Figure 2. Benefit:cost ratios from use of negative incentives, allowing for adoption lags
In almost a mirror image to the result for positive incentives, if we seek to apply negative incentives only in cases where the BCR is higher, it will be in cases where the public net costs are higher and/or the private net benefits are low (see the BCR = 2 and BCR = 3 lines in Figure 2).
The recommendation of “No action” in the right-most triangle of Figure 1 implicitly assumes that we are happy with the current distribution of property rights, whatever that distribution is. For example, if the rights rest with the landholders, they would be free to adopt the new land management practices and reap the available benefits, in the process generating more benefits for themselves than the costs they generate for others. On the other hand, if the rights rest with the public, landholders would need to pay for the right to pollute.
The government could potentially choose to allocate the rights to the public throughout the area where public net benefits are negative, but this would not alter the environmental outcomes compared to “no action”, since landholders would be willing to compensate the public in the right-hand triangle, and landholders were never going to adopt the new practices in the bottom-left area (as private net benefits are negative). It would, however, alter the distribution of wealth, since landholders wishing to implement projects in the right-hand triangle would need to pay some of the resulting benefits to the public.

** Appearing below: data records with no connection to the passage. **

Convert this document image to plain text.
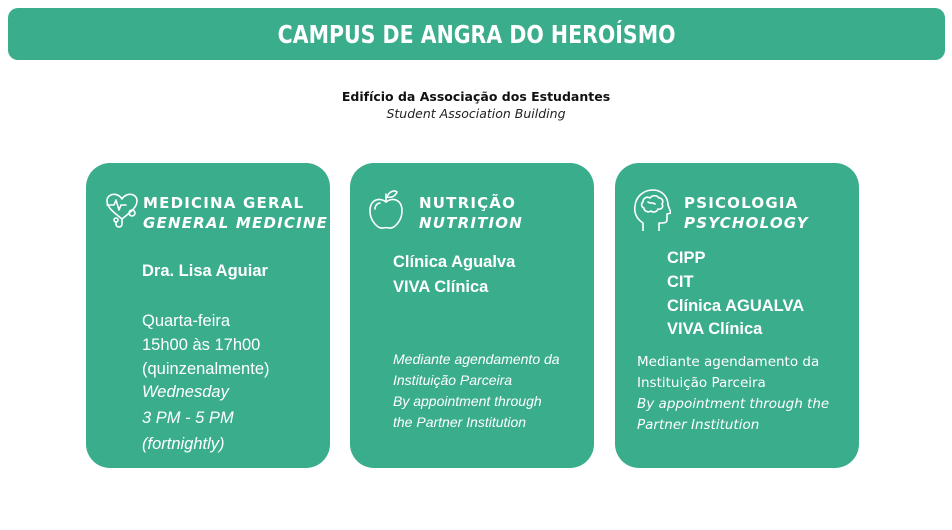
CAMPUS DE ANGRA DO HEROÍSMO
Edifício da Associação dos Estudantes
Student Association Building
MEDICINA GERAL
GENERAL MEDICINE
Dra. Lisa Aguiar
Quarta-feira
15h00 às 17h00
(quinzenalmente)
Wednesday
3 PM - 5 PM
(fortnightly)
NUTRIÇÃO
NUTRITION
Clínica Agualva
VIVA Clínica
Mediante agendamento da
Instituição Parceira
By appointment through
the Partner Institution
PSICOLOGIA
PSYCHOLOGY
CIPP
CIT
Clínica AGUALVA
VIVA Clínica
Mediante agendamento da
Instituição Parceira
By appointment through the
Partner Institution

If the environmental manager is using a change in property rights to generate the negative incentives in the lower triangle (labelled “Negative incentives”), it may be practically difficult or expensive to avoid doing the same thing in the “No action” triangle, and perhaps also in the bottom-left “No action” area as well. If this occurs then, as before, it would not alter the environmental outcomes (e.g. polluters would prefer to compensate pollutees in the right “No action” triangle and continue polluting), but it would alter the distribution of benefits between landholders and the public. It would also involve costs from monitoring and enforcement for a much larger area, which would need to be weighed up when considering the overall merits of the approach.
Property rights approaches, as discussed in the last two paragraphs, are relatively flexible, in that they cause external effects of their actions to be felt by landholders, while leaving the ultimate decisions to them. The landholders can therefore weigh up whether the private net benefits outweigh the public net costs when reaching their management decisions. Mechanisms in this category include tradeable pollution permits, pollution taxes, subsidies and conservation auctions.
If a less flexible mechanism, such as command-and-control regulation, is used across the whole area, there would probably be significant net costs in the right “No action” triangle, as landholders would be prevented from doing things that yield relatively large net benefits to them, and relatively small net costs to the public. Thus we would at least partly (and perhaps fully) offset any net benefits generated in the negative incentives area.
Finally I note that the recommendations in Figure 2 (like all of the recommendations in the framework) depend on the landholders having reasonably accurate perceptions about the private net benefits of adoption. If this is not true, there may be roles for extension, positive incentives or negative incentives in other parts of Figure 1.